Dr. Nahid Dave adds another layer to this behaviour. “When I see a relatable influencer, I want to feel closer to them. If I can’t match their followers or success, I try to copy what’s within my reach, like buying the products they use, which briefly boosts my self-esteem and provides social validation. On repeated watching, my brain’s reward system overrides rational decision-making,” she says.

Shopping as entertainment

Retail veteran Rahul Patel, CEO of Patel Retail Limited, says this blurring of lines between leisure and shopping is reshaping household spending.

“Platforms like Instagram Reels have turned shopping into a form of entertainment. What may appear as harmless scrolling often pushes consumers toward impulsive buys, driven more by commodity fetishism than genuine need. With convenience comes a cost, and overspending on such unnecessary convenience will soon be felt in household budgets, not just as a monetary strain but also at the expense of healthier personal financial choices,” says Patel.

He adds that this shift is visible on the ground.

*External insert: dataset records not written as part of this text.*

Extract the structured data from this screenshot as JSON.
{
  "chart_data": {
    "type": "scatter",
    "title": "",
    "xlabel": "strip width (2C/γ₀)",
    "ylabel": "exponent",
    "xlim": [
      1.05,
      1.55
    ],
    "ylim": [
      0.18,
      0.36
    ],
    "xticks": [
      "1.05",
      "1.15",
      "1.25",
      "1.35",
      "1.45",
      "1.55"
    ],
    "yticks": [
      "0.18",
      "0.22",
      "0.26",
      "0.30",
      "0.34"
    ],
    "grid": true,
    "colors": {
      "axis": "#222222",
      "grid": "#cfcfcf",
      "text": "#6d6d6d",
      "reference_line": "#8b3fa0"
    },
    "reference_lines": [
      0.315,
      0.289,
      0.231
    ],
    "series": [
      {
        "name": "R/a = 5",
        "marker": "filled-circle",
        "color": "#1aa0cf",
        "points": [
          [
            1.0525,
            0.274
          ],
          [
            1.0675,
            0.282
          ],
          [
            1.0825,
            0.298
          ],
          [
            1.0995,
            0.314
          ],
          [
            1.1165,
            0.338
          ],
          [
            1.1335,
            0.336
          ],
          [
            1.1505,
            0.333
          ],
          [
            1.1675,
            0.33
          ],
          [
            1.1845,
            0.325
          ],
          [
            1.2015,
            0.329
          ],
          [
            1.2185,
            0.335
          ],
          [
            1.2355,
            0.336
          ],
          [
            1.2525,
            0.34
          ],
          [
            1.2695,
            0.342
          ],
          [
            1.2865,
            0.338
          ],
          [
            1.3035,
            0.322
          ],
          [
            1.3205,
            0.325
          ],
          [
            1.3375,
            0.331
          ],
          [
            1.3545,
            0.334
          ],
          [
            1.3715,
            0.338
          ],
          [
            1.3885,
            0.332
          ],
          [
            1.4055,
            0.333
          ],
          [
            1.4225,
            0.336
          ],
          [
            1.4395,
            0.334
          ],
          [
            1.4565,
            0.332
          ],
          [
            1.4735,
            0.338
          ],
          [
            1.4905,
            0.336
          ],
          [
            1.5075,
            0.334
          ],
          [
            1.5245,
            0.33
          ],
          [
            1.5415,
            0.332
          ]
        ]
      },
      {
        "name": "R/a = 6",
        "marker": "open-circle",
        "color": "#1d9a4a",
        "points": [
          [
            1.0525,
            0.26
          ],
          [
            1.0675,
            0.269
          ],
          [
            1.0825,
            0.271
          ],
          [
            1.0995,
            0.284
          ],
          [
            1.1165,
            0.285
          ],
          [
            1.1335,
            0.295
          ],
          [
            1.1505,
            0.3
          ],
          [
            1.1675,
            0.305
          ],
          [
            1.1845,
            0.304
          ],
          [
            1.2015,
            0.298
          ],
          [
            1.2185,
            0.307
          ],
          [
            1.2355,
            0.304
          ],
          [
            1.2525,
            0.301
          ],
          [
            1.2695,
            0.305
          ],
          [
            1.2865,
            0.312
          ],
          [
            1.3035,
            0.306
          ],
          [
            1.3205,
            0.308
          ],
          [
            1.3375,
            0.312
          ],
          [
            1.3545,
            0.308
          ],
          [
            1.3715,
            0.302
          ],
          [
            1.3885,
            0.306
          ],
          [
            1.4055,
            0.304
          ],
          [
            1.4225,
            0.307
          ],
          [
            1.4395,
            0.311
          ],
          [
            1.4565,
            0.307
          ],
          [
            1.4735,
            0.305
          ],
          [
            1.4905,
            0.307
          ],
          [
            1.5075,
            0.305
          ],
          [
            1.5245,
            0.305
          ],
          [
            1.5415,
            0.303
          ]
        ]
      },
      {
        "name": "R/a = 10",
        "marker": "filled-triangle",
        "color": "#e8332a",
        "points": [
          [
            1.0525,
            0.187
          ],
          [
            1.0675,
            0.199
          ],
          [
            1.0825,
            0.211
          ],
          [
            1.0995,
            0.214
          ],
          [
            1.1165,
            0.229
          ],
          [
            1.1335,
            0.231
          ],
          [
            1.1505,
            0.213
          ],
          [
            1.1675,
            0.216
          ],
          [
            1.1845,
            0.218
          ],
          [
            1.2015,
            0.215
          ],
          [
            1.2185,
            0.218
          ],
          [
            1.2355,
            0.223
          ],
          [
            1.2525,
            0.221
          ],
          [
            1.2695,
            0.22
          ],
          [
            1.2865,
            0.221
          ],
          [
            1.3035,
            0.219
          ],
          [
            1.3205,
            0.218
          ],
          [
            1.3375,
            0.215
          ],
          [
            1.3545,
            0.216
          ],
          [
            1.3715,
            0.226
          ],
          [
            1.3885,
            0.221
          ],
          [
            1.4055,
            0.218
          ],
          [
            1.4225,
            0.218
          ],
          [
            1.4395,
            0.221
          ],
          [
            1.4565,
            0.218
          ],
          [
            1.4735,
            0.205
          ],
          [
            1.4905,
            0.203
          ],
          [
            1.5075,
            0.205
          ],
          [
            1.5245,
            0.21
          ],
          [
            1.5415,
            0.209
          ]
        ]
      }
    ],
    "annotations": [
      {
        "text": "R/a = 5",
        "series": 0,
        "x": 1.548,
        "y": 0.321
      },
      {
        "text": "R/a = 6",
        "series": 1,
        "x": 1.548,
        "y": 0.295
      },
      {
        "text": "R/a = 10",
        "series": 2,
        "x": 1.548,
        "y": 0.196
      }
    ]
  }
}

“With our 45+ supermarkets, we constantly see the balance customers strike between affordability and aspiration. The worry is that the lure of digital platforms is shifting that balance toward unhealthy patterns, and it is only a matter of time before consumers themselves recognize that unchecked indulgence is not sustainable,” he adds.

Also Read | Instagram got Meta’s AI-Powered ‘Restyle’ editing tool, here’s how to use it

Can you fight back?

Yes, but it takes conscious effort.

  • Unfollow temptation traps: Mute or unfollow shop-heavy accounts.
  • Set a 24-hour rule: Wait a day before checkout; most urges fade.
  • Track micro-spends: Use an app to see how “just 999” adds up.
  • Redirect the dopamine: Swap scrolling for quick wins, take a walk, listen to a podcast, or journal.

As Dr. Sandeep Vohra puts it, “The fix isn’t about quitting social media; it’s about pausing before buying, questioning what emotion the content sparked, and setting mindful spending limits to stay in control while still enjoying the scroll.”

The bigger picture

Instagram isn’t just stealing your time; it’s nibbling away at your future wealth. Entertainment and consumerism have merged into a single addictive feed. Unless you draw a line, your financial goals, whether it’s a home, early retirement, or freedom from debt, will keep getting delayed by the next viral Reel.

The harsh truth? Those 30-second clips don’t just cost you attention. They cost you your future savings.